In recent months, health technology sales have remained stagnant as hospitals and practices await the final definition of "meaningful use," McCord said. The federal standard would determine if physicians and hospitals that buy and use information technology will be eligible for stimulus money.
McCord predicts that in the short term, health care facilities will continue the deliberate pace, instead of rushing implementation, even after the definition of meaningful use is released.
The health IT market also has remained active in mergers and acquisitions, but with smaller transactions -- mostly, less than $20 million a piece -- than in years past.
Forty-eight deals worth a total of $205 million were announced in the second quarter of 2009. This was a decline from the 56 deals announced in the second quarter of 2008 that were worth more than $300 million. But it was up from 42 deals, worth $180 million, announced in the first three months of 2009.
McCord said the smaller deals were a result of a lack of credit. Many vendors are just sitting tight, waiting to see what happens after the release of meaningful use standards, he said. Mergers and acquisitions in the health IT market historically have run at a good pace, and McCord said he expects that to continue, but with larger deals in the future.

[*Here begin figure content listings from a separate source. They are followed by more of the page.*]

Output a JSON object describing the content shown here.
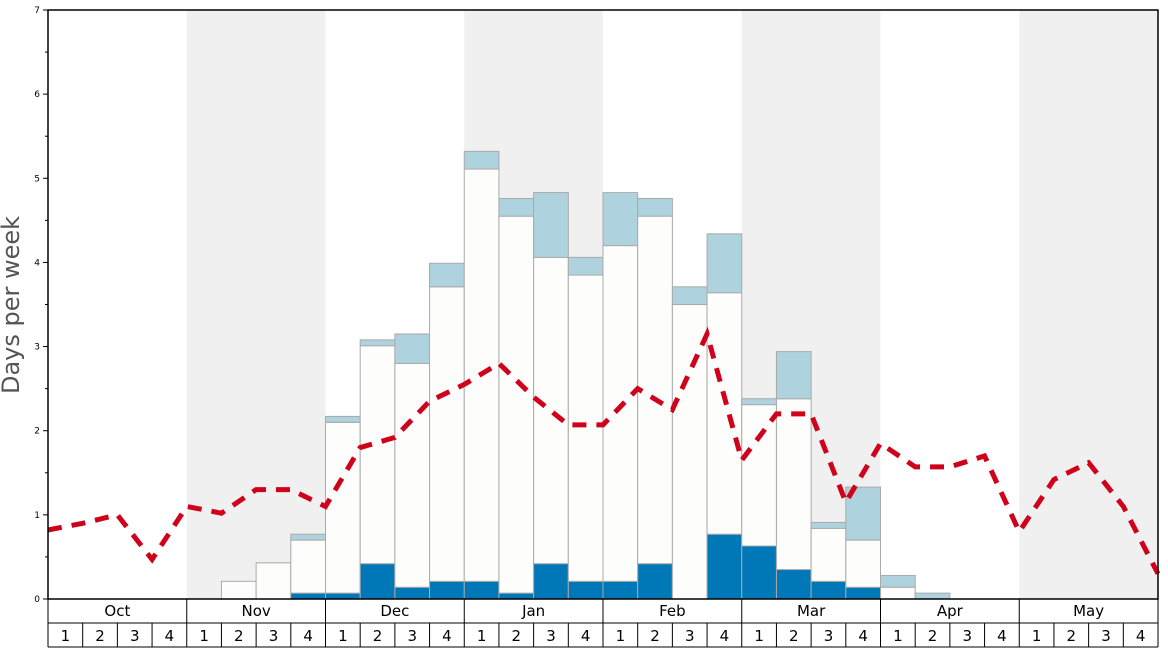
{
  "chart_data": {
    "type": "bar",
    "title": "",
    "xlabel": "",
    "ylabel": "Days per week",
    "ylim": [
      0,
      7
    ],
    "yticks": [
      "0",
      "1",
      "2",
      "3",
      "4",
      "5",
      "6",
      "7"
    ],
    "months": [
      "Oct",
      "Nov",
      "Dec",
      "Jan",
      "Feb",
      "Mar",
      "Apr",
      "May"
    ],
    "shaded_months": [
      "Nov",
      "Jan",
      "Mar",
      "May"
    ],
    "week_labels": [
      "1",
      "2",
      "3",
      "4"
    ],
    "stacked_series": [
      {
        "name": "dark",
        "color": "#0077b6",
        "values": [
          0,
          0,
          0,
          0,
          0,
          0,
          0,
          0.07,
          0.07,
          0.42,
          0.14,
          0.21,
          0.21,
          0.07,
          0.42,
          0.21,
          0.21,
          0.42,
          0,
          0.77,
          0.63,
          0.35,
          0.21,
          0.14,
          0,
          0,
          0,
          0,
          0,
          0,
          0,
          0
        ]
      },
      {
        "name": "white",
        "color": "#fdfdfb",
        "values": [
          0,
          0,
          0,
          0,
          0,
          0.21,
          0.43,
          0.63,
          2.03,
          2.59,
          2.66,
          3.5,
          4.9,
          4.48,
          3.64,
          3.64,
          3.99,
          4.13,
          3.5,
          2.87,
          1.68,
          2.03,
          0.63,
          0.56,
          0.14,
          0,
          0,
          0,
          0,
          0,
          0,
          0
        ]
      },
      {
        "name": "light",
        "color": "#aed3de",
        "values": [
          0,
          0,
          0,
          0,
          0,
          0,
          0,
          0.07,
          0.07,
          0.07,
          0.35,
          0.28,
          0.21,
          0.21,
          0.77,
          0.21,
          0.63,
          0.21,
          0.21,
          0.7,
          0.07,
          0.56,
          0.07,
          0.63,
          0.14,
          0.07,
          0,
          0,
          0,
          0,
          0,
          0
        ]
      }
    ],
    "line_series": {
      "name": "average",
      "color": "#d0021b",
      "style": "dashed",
      "values": [
        0.82,
        0.9,
        1.0,
        0.47,
        1.1,
        1.02,
        1.3,
        1.3,
        1.1,
        1.8,
        1.92,
        2.35,
        2.55,
        2.8,
        2.4,
        2.07,
        2.07,
        2.5,
        2.25,
        3.15,
        1.65,
        2.2,
        2.2,
        1.15,
        1.85,
        1.57,
        1.57,
        1.7,
        0.8,
        1.42,
        1.62,
        1.1,
        0.3
      ]
    }
  }
}
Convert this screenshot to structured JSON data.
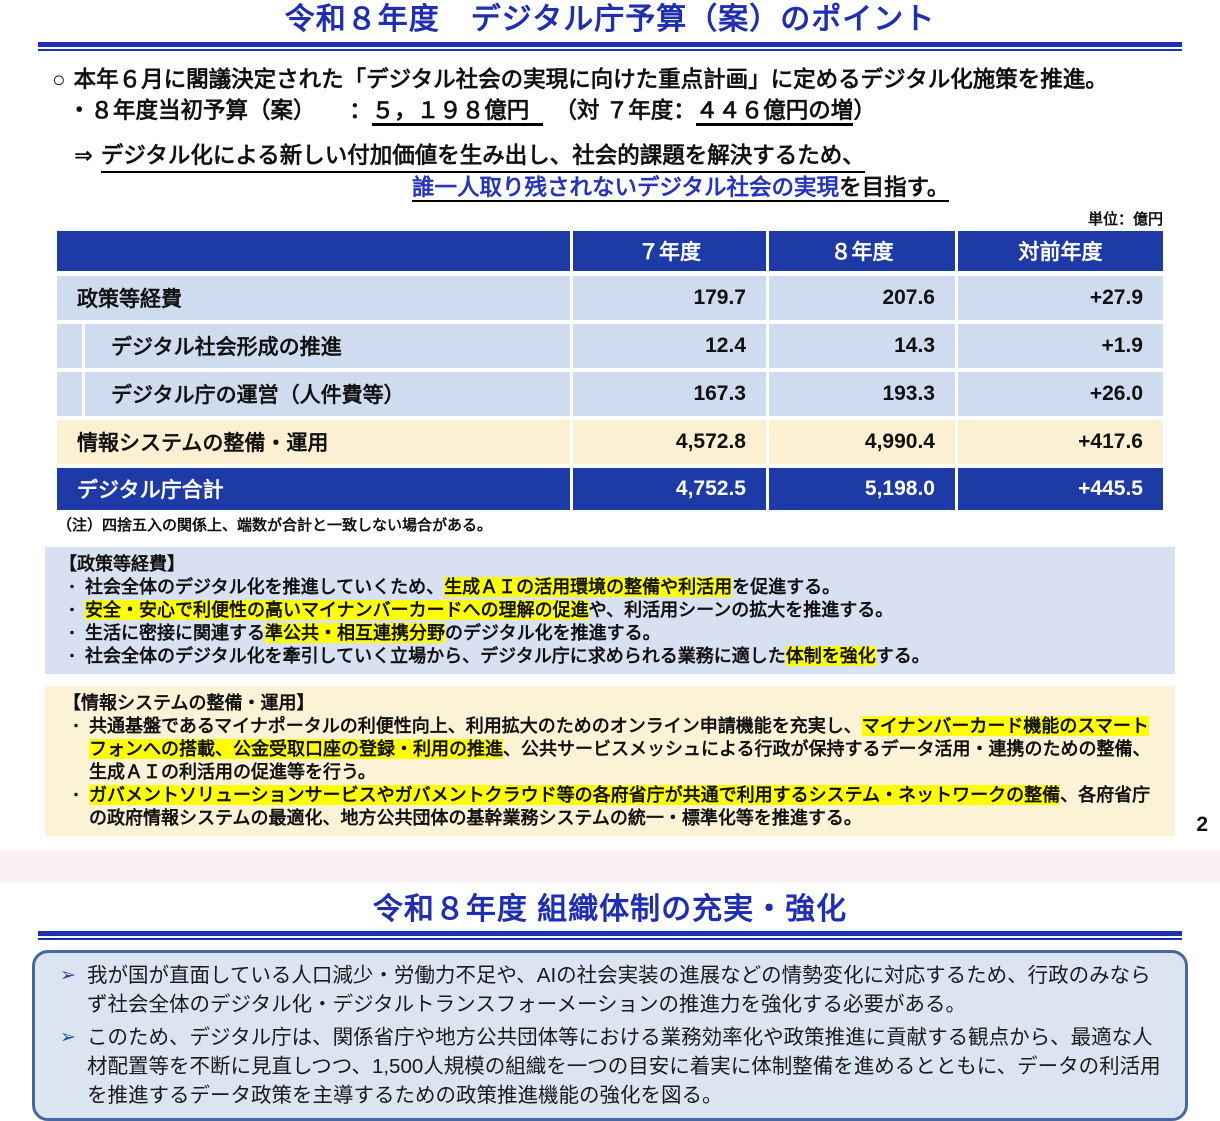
{
  "page": {
    "title": "令和８年度　デジタル庁予算（案）のポイント",
    "page_number": "2"
  },
  "intro": {
    "marker_circle": "○",
    "line1": "本年６月に閣議決定された「デジタル社会の実現に向けた重点計画」に定めるデジタル化施策を推進。",
    "line2_prefix": "・８年度当初予算（案）　　：",
    "line2_amount": "５，１９８億円",
    "line2_mid": "　（対 ７年度：",
    "line2_increase": "４４６億円の増",
    "line2_close": "）",
    "arrow": "⇒",
    "line3": "デジタル化による新しい付加価値を生み出し、社会的課題を解決するため、",
    "line4_blue": "誰一人取り残されないデジタル社会の実現",
    "line4_black": "を目指す。"
  },
  "table": {
    "unit_label": "単位：億円",
    "headers": [
      "",
      "７年度",
      "８年度",
      "対前年度"
    ],
    "rows": [
      {
        "label": "政策等経費",
        "y7": "179.7",
        "y8": "207.6",
        "diff": "+27.9"
      },
      {
        "label": "デジタル社会形成の推進",
        "y7": "12.4",
        "y8": "14.3",
        "diff": "+1.9"
      },
      {
        "label": "デジタル庁の運営（人件費等）",
        "y7": "167.3",
        "y8": "193.3",
        "diff": "+26.0"
      },
      {
        "label": "情報システムの整備・運用",
        "y7": "4,572.8",
        "y8": "4,990.4",
        "diff": "+417.6"
      },
      {
        "label": "デジタル庁合計",
        "y7": "4,752.5",
        "y8": "5,198.0",
        "diff": "+445.5"
      }
    ],
    "note": "（注）四捨五入の関係上、端数が合計と一致しない場合がある。"
  },
  "policy_box": {
    "heading": "【政策等経費】",
    "bullet_marker": "・",
    "bullets": [
      {
        "pre": "社会全体のデジタル化を推進していくため、",
        "hl": "生成ＡＩの活用環境の整備や利活用",
        "post": "を促進する。"
      },
      {
        "pre": "",
        "hl": "安全・安心で利便性の高いマイナンバーカードへの理解の促進",
        "post": "や、利活用シーンの拡大を推進する。"
      },
      {
        "pre": "生活に密接に関連する",
        "hl": "準公共・相互連携分野",
        "post": "のデジタル化を推進する。"
      },
      {
        "pre": "社会全体のデジタル化を牽引していく立場から、デジタル庁に求められる業務に適した",
        "hl": "体制を強化",
        "post": "する。"
      }
    ]
  },
  "system_box": {
    "heading": "【情報システムの整備・運用】",
    "bullet_marker": "・",
    "bullets": [
      {
        "pre": "共通基盤であるマイナポータルの利便性向上、利用拡大のためのオンライン申請機能を充実し、",
        "hl": "マイナンバーカード機能のスマートフォンへの搭載、公金受取口座の登録・利用の推進",
        "post": "、公共サービスメッシュによる行政が保持するデータ活用・連携のための整備、生成ＡＩの利活用の促進等を行う。"
      },
      {
        "pre": "",
        "hl": "ガバメントソリューションサービスやガバメントクラウド等の各府省庁が共通で利用するシステム・ネットワークの整備",
        "post": "、各府省庁の政府情報システムの最適化、地方公共団体の基幹業務システムの統一・標準化等を推進する。"
      }
    ]
  },
  "section2": {
    "title": "令和８年度 組織体制の充実・強化",
    "marker": "➢",
    "bullets": [
      "我が国が直面している人口減少・労働力不足や、AIの社会実装の進展などの情勢変化に対応するため、行政のみならず社会全体のデジタル化・デジタルトランスフォーメーションの推進力を強化する必要がある。",
      "このため、デジタル庁は、関係省庁や地方公共団体等における業務効率化や政策推進に貢献する観点から、最適な人材配置等を不断に見直しつつ、1,500人規模の組織を一つの目安に着実に体制整備を進めるとともに、データの利活用を推進するデータ政策を主導するための政策推進機能の強化を図る。"
    ]
  },
  "colors": {
    "accent_blue": "#1f2fb4",
    "table_header_blue": "#1e3aa6",
    "row_light_blue": "#cfdbee",
    "row_cream": "#fbf1d2",
    "policy_box_bg": "#d8e1f1",
    "system_box_bg": "#fcf2d5",
    "highlight_yellow": "#ffff00",
    "pink_band": "#fcf0f6",
    "org_box_bg": "#dce4f2",
    "org_box_border": "#44689f"
  }
}
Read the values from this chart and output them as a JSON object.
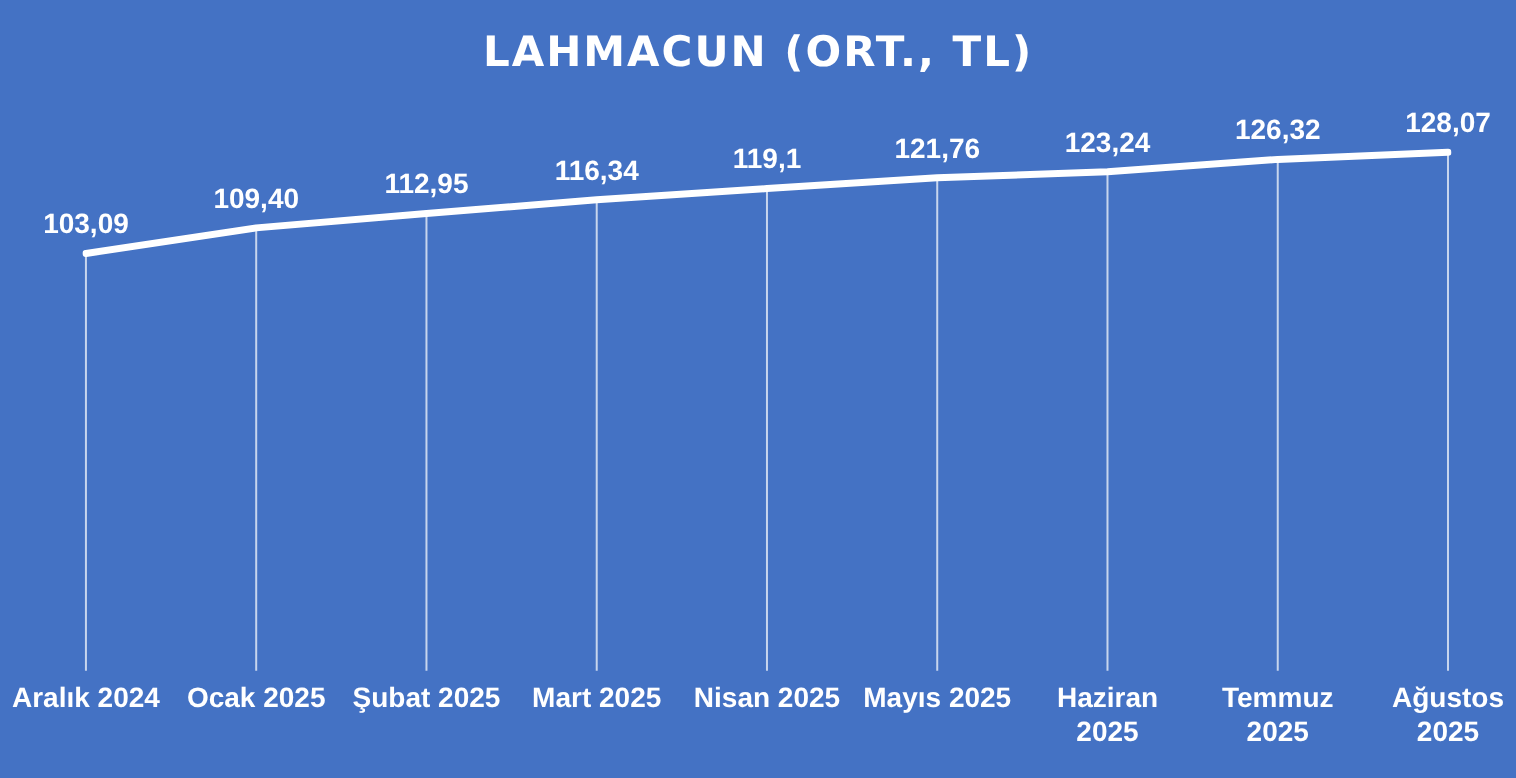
{
  "chart_data": {
    "type": "line",
    "title": "LAHMACUN (ORT., TL)",
    "categories": [
      "Aralık 2024",
      "Ocak 2025",
      "Şubat 2025",
      "Mart 2025",
      "Nisan 2025",
      "Mayıs 2025",
      "Haziran 2025",
      "Temmuz 2025",
      "Ağustos 2025"
    ],
    "series": [
      {
        "color": "#ffffff",
        "values": [
          103.09,
          109.4,
          112.95,
          116.34,
          119.1,
          121.76,
          123.24,
          126.32,
          128.07
        ],
        "value_labels": [
          "103,09",
          "109,40",
          "112,95",
          "116,34",
          "119,1",
          "121,76",
          "123,24",
          "126,32",
          "128,07"
        ]
      }
    ],
    "tick_labels": "x",
    "grid": "x",
    "legend": false,
    "marker": "none",
    "line_style": "solid"
  }
}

But some smaller deals might mask bigger aspirations. Australia-based iSoft paid only $15 million in August for Boston-based BridgeForward, a hospital data integration specialist. However, iSoft, which operated in 38 countries before the deal, plans to use that acquisition as a toehold to bring its Lorenzo platform into the United States. Lorenzo is the centerpiece of the massive plan to update the computer systems and provide a national health network in Great Britain's National Health Service.